Air Products (NYSE: APD), the leading global hydrogen provider, today announced a long-term agreement with Shell Oil Company for the supply of a significant portion of the hydrogen requirements at Shell’s Deer Park, Texas refinery. The hydrogen supply will commence in mid-2013. The Deer Park facility will be connected to Air Products’ industry-leading Gulf Coast hydrogen pipeline supply network that serves multiple refinery and petrochemical companies in the region.

“We are pleased to be selected to supply Shell’s hydrogen need at Deer Park. The structure of this agreement is another example of the flexibility and reliability provided by our Gulf Coast hydrogen pipeline network. The value created by the versatility of the pipeline network to be able to shift supply, if necessary, to customer facilities throughout the Gulf Coast was recognized and resulted in our winning this business,” said Wilbur Mok, vice president – North America Tonnage Gases at Air Products.

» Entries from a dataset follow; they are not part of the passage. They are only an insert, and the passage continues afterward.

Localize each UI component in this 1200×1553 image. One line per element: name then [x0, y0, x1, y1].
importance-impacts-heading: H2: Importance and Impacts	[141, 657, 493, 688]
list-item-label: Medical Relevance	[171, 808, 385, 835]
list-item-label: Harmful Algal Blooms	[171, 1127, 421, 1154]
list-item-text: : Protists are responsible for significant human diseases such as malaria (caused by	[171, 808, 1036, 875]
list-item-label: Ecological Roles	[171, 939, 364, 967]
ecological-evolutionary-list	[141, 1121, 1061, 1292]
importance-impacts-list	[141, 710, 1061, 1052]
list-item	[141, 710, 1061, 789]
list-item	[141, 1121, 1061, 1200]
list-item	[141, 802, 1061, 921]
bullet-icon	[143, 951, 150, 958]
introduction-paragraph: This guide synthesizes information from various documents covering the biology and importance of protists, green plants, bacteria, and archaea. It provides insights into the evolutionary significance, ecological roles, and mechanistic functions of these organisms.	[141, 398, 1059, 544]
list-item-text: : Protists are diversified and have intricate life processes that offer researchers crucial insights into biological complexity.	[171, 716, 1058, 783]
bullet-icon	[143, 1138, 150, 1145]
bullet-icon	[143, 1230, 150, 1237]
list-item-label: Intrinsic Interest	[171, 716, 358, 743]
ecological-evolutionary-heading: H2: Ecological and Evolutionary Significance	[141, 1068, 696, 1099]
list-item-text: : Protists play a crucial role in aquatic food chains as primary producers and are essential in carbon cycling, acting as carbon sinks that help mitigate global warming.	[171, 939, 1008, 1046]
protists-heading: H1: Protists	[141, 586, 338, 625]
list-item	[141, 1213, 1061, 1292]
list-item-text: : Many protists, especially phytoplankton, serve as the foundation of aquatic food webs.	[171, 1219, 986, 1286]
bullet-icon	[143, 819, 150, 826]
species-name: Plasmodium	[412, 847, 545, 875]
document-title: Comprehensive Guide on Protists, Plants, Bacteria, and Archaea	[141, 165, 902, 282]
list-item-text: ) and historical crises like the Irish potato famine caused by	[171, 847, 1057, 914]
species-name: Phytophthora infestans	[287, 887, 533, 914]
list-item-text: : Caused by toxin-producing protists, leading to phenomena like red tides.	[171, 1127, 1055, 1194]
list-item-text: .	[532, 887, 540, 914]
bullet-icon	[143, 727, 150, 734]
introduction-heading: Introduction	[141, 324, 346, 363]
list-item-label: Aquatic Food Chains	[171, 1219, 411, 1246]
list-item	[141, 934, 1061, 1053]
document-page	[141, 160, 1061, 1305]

Air Products is working toward enhancing its hydrogen pipeline supply capability in the Gulf Coast to make it the world’s largest hydrogen pipeline network. Air Products announced plans to construct a new 180-mile long pipeline in October 2010. The new pipeline extension, which is in the project execution phase, will connect Air Products’ Texas hydrogen system to the Louisiana hydrogen system. Once complete, Air Products’ hydrogen pipeline supply network will stretch from the Houston Ship Channel in Texas to New Orleans, creating the world’s largest hydrogen plant and pipeline supply network. This integrated pipeline system will unite over 20 hydrogen plants and over 600 miles of pipelines. It will supply the Louisiana and Texas refinery and petrochemical industries with over 1.2 billion cubic feet of hydrogen per day. The new Gulf Coast hydrogen pipeline network is expected to be operational in 2012.

Globally, Air Products’ hydrogen pipeline operational expertise is evidenced by the 40 year safe operation of its network of systems. Pipelines offer a safe, robust and reliable supply of hydrogen to the refinery and petrochemical industry around the world. In addition to the Gulf Coast hydrogen pipeline system, Air Products also has hydrogen pipeline networks operating around the world in the U.S. in Southern California; in Canada in Sarnia, Ontario, and Edmonton, Alberta; and in The Netherlands in Rotterdam.

Hydrogen is widely used in petroleum refining processes to remove impurities found in crude oil such as sulfur, olefins and aromatics to meet the product fuels specifications. Removing these components allows gasoline and diesel to burn cleaner and thus makes hydrogen a critical component in the production of cleaner fuels needed by modern, efficient internal combustion engines.

Air Products (NYSE:APD) serves customers in industrial, energy, technology and healthcare markets worldwide with a unique portfolio of atmospheric gases, process and specialty gases, performance materials, and equipment and services. Founded in 1940, Air Products has built leading positions in key growth markets such as semiconductor materials, refinery hydrogen, home healthcare services, natural gas liquefaction, and advanced coatings and adhesives. The company is recognized for its innovative culture, operational excellence and commitment to safety and the environment. In fiscal 2010, Air Products had revenues of $9 billion, operations in over 40 countries, and 18,300 employees around the globe. For more information, visit www.airproducts.com.

NOTE: This release may contain forward-looking statements within the safe harbor provisions of the Private Securities Litigation Reform Act of 1995. These forward-looking statements are based on management’s reasonable expectations and assumptions as of the date of this release regarding important risk factors. Actual performance and financial results may differ materially from projections and estimates expressed in the forward-looking statements because of many factors not anticipated by management, including risk factors described in the Company’s Form 10K for its fiscal year ended September 30, 2010.